Phase 1 of Askeladd will bring 18 billion cubic metres of gas and two million cubic metres of condensate to the market via the Hammerfest LNG plant on Melkøya.

Askeladd is a satellite field of the Snøhvit Field and developed as a subsea tie-in to the Snøhvit facility and Hammerfest LNG.

"Askeladd is now producing, the gas will help extend plateau production from Hammerfest LNG on Melkøya up tothree years," says Thor Johan Haave, Equinor’s vice president operations & maintenance, Hammerfest LNG.

During normal production, Hammerfest LNG (HLNG) delivers 18.4 million standard cubic metres of gas per day, or 6.5 billion cubic metres per year. This corresponds to the needs of around 6.5 million European households, or 5% of all Norwegian gas exports.

"HLNG delivers significant volumes to customers in Europe, and the gas from the Barents Sea reinforces our position as a predictable and reliable gas supplier. Askeladd and other projects in the region will ensure further value creation and production from HLNG for decades,” Haave adds.

The project was originally completed in 2020, but start-up had to wait until the Melkøya plant resumed operations after the fire the same year. The development was delivered on schedule and NOK 650 million below the cost estimate of NOK 5.2 billion.

"Just over 1.5 million person-hours of work have gone into the project, most of them performed by our suppliers.
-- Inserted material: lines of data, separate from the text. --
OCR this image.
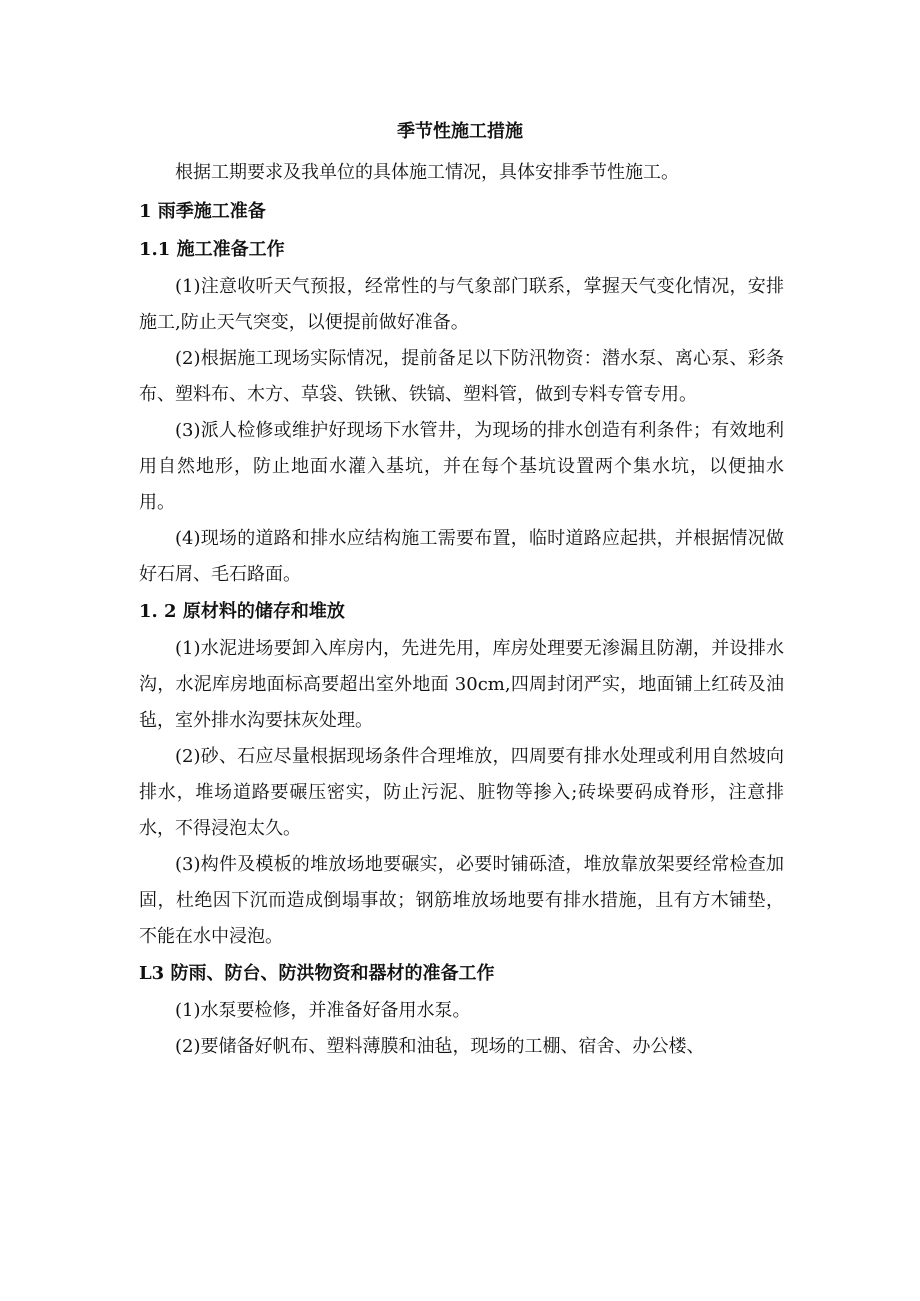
季节性施工措施

根据工期要求及我单位的具体施工情况，具体安排季节性施工。

1 雨季施工准备

1.1 施工准备工作

(1)注意收听天气预报，经常性的与气象部门联系，掌握天气变化情况，安排施工,防止天气突变，以便提前做好准备。

(2)根据施工现场实际情况，提前备足以下防汛物资：潜水泵、离心泵、彩条布、塑料布、木方、草袋、铁锹、铁镐、塑料管，做到专料专管专用。

(3)派人检修或维护好现场下水管井，为现场的排水创造有利条件；有效地利用自然地形，防止地面水灌入基坑，并在每个基坑设置两个集水坑，以便抽水用。

(4)现场的道路和排水应结构施工需要布置，临时道路应起拱，并根据情况做好石屑、毛石路面。

1. 2 原材料的储存和堆放

(1)水泥进场要卸入库房内，先进先用，库房处理要无渗漏且防潮，并设排水沟，水泥库房地面标高要超出室外地面 30cm,四周封闭严实，地面铺上红砖及油毡，室外排水沟要抹灰处理。

(2)砂、石应尽量根据现场条件合理堆放，四周要有排水处理或利用自然坡向排水，堆场道路要碾压密实，防止污泥、脏物等掺入;砖垛要码成脊形，注意排水，不得浸泡太久。

(3)构件及模板的堆放场地要碾实，必要时铺砾渣，堆放靠放架要经常检查加固，杜绝因下沉而造成倒塌事故；钢筋堆放场地要有排水措施，且有方木铺垫，不能在水中浸泡。

L3 防雨、防台、防洪物资和器材的准备工作

(1)水泵要检修，并准备好备用水泵。

(2)要储备好帆布、塑料薄膜和油毡，现场的工棚、宿舍、办公楼、
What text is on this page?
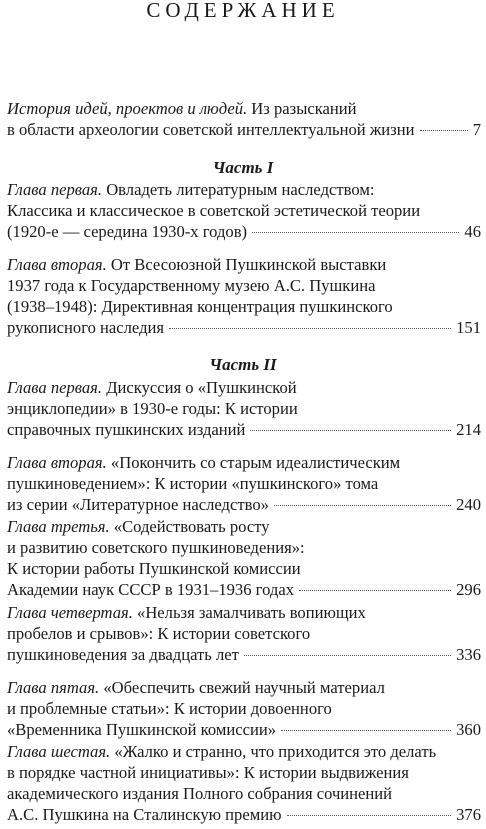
СОДЕРЖАНИЕ
История идей, проектов и людей. Из разысканий
в области археологии советской интеллектуальной жизни	7
Часть I
Глава первая. Овладеть литературным наследством:
Классика и классическое в советской эстетической теории
(1920-е — середина 1930-х годов)	46
Глава вторая. От Всесоюзной Пушкинской выставки
1937 года к Государственному музею А.С. Пушкина
(1938–1948): Директивная концентрация пушкинского
рукописного наследия	151
Часть II
Глава первая. Дискуссия о «Пушкинской
энциклопедии» в 1930-е годы: К истории
справочных пушкинских изданий	214
Глава вторая. «Покончить со старым идеалистическим
пушкиноведением»: К истории «пушкинского» тома
из серии «Литературное наследство»	240
Глава третья. «Содействовать росту
и развитию советского пушкиноведения»:
К истории работы Пушкинской комиссии
Академии наук СССР в 1931–1936 годах	296
Глава четвертая. «Нельзя замалчивать вопиющих
пробелов и срывов»: К истории советского
пушкиноведения за двадцать лет	336
Глава пятая. «Обеспечить свежий научный материал
и проблемные статьи»: К истории довоенного
«Временника Пушкинской комиссии»	360
Глава шестая. «Жалко и странно, что приходится это делать
в порядке частной инициативы»: К истории выдвижения
академического издания Полного собрания сочинений
А.С. Пушкина на Сталинскую премию	376
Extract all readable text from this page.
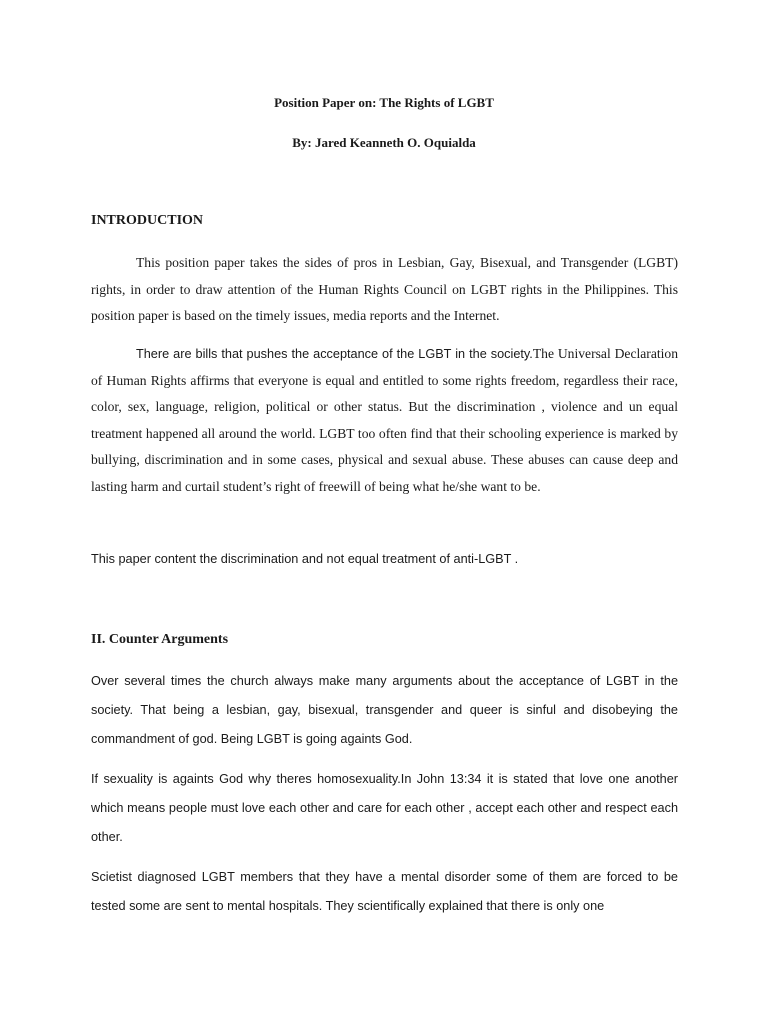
Position Paper on: The Rights of LGBT
By: Jared Keanneth O. Oquialda
INTRODUCTION
This position paper takes the sides of pros in Lesbian, Gay, Bisexual, and Transgender (LGBT) rights, in order to draw attention of the Human Rights Council on LGBT rights in the Philippines. This position paper is based on the timely issues, media reports and the Internet.
There are bills that pushes the acceptance of the LGBT in the society.The Universal Declaration of Human Rights affirms that everyone is equal and entitled to some rights freedom, regardless their race, color, sex, language, religion, political or other status. But the discrimination , violence and un equal treatment happened all around the world. LGBT too often find that their schooling experience is marked by bullying, discrimination and in some cases, physical and sexual abuse. These abuses can cause deep and lasting harm and curtail student’s right of freewill of being what he/she want to be.
This paper content the discrimination and not equal treatment of anti-LGBT .
II. Counter Arguments
Over several times the church always make many arguments about the acceptance of LGBT in the society. That being a lesbian, gay, bisexual, transgender and queer is sinful and disobeying the commandment of god. Being LGBT is going againts God.
If sexuality is againts God why theres homosexuality.In John 13:34 it is stated that love one another which means people must love each other and care for each other , accept each other and respect each other.
Scietist diagnosed LGBT members that they have a mental disorder some of them are forced to be tested some are sent to mental hospitals. They scientifically explained that there is only one
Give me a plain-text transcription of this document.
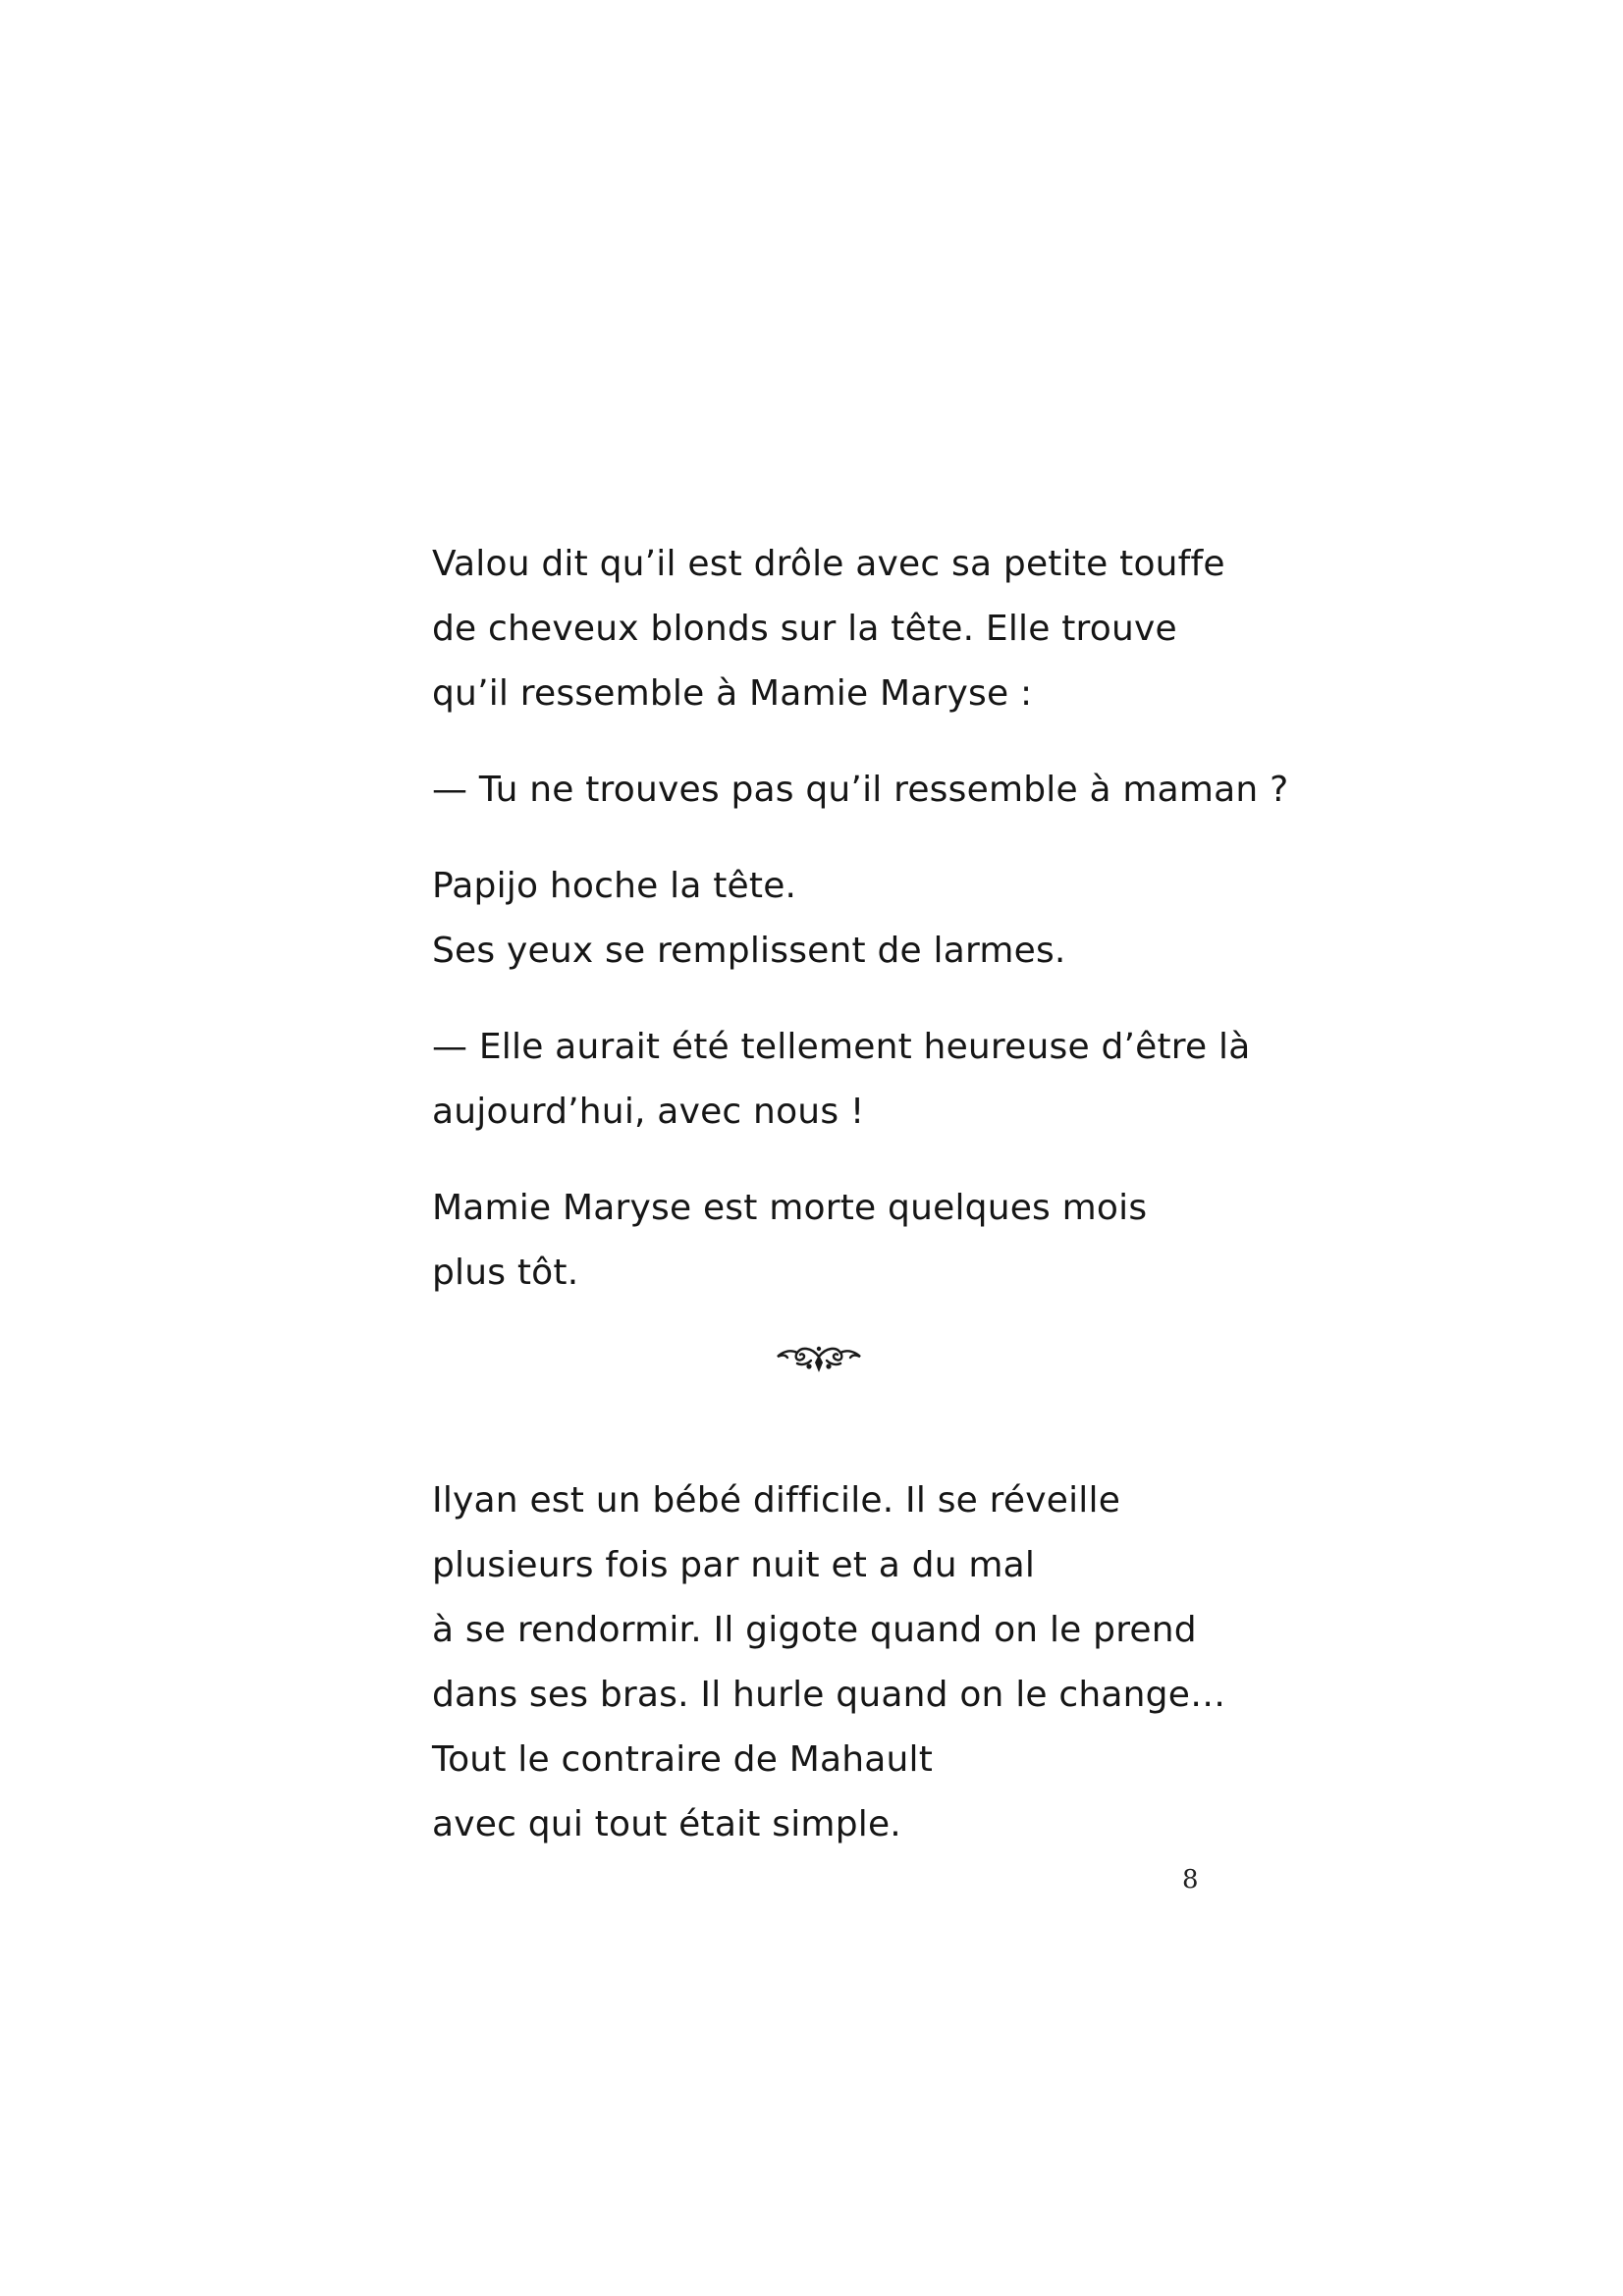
Valou dit qu’il est drôle avec sa petite touffe
de cheveux blonds sur la tête. Elle trouve
qu’il ressemble à Mamie Maryse :

— Tu ne trouves pas qu’il ressemble à maman ?

Papijo hoche la tête.
Ses yeux se remplissent de larmes.

— Elle aurait été tellement heureuse d’être là
aujourd’hui, avec nous !

Mamie Maryse est morte quelques mois
plus tôt.

Ilyan est un bébé difficile. Il se réveille
plusieurs fois par nuit et a du mal
à se rendormir. Il gigote quand on le prend
dans ses bras. Il hurle quand on le change…
Tout le contraire de Mahault
avec qui tout était simple.

8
During the project period, Askeladd generated 250–300 person-years of work in Northern Norway, mainly in Hammerfest. In addition, many employees and suppliers have helped restart Hammerfest LNG, which makes it possible to phase in both Askeladd and future projects," says Trond Bokn, Equinor's senior vice president for project development.

Askeladd is the first of several projects in the further development of the Snøhvit field and the infrastructure around HLNG. Next up is Askeladd West with two new wells tied back to existing infrastructure, before further development continues with onshore compression and electrification through the Snøhvit Future project.

Aker BP’s board approves field development projects

Aker BP’s board has approved that the operator Aker BP will vote in favour of submitting Plans for Development and Operation (PDO) for the NOAKA field development project, the Valhall PWP-Fenris project, the Skarv Satellite Project and the Utsira High projects.

The final approvals to submit the PDOs are expected to take place in the respective licences during the first half of December, after which the PDOs will be submitted to Norwegian authorities.

Net to Aker BP, the oil and gas resources in the projects are estimated to approximately 730 million barrels of oil equivalent, in line with the company’s July strategy update when adjusting for the previously announced postponement of the Wisting project.

Aker BP’s share of the investments in the projects are estimated to approximately USD 19 billion (nominal) in the period 2023-2028, and the corresponding average break-even oil price is estimated to USD 35-40 per barrel (calculated with 10 percent discount rate and accounting for the announced changes to the Norwegian Petroleum Tax adding on average USD 5-6/bbl to the break-even of the projects).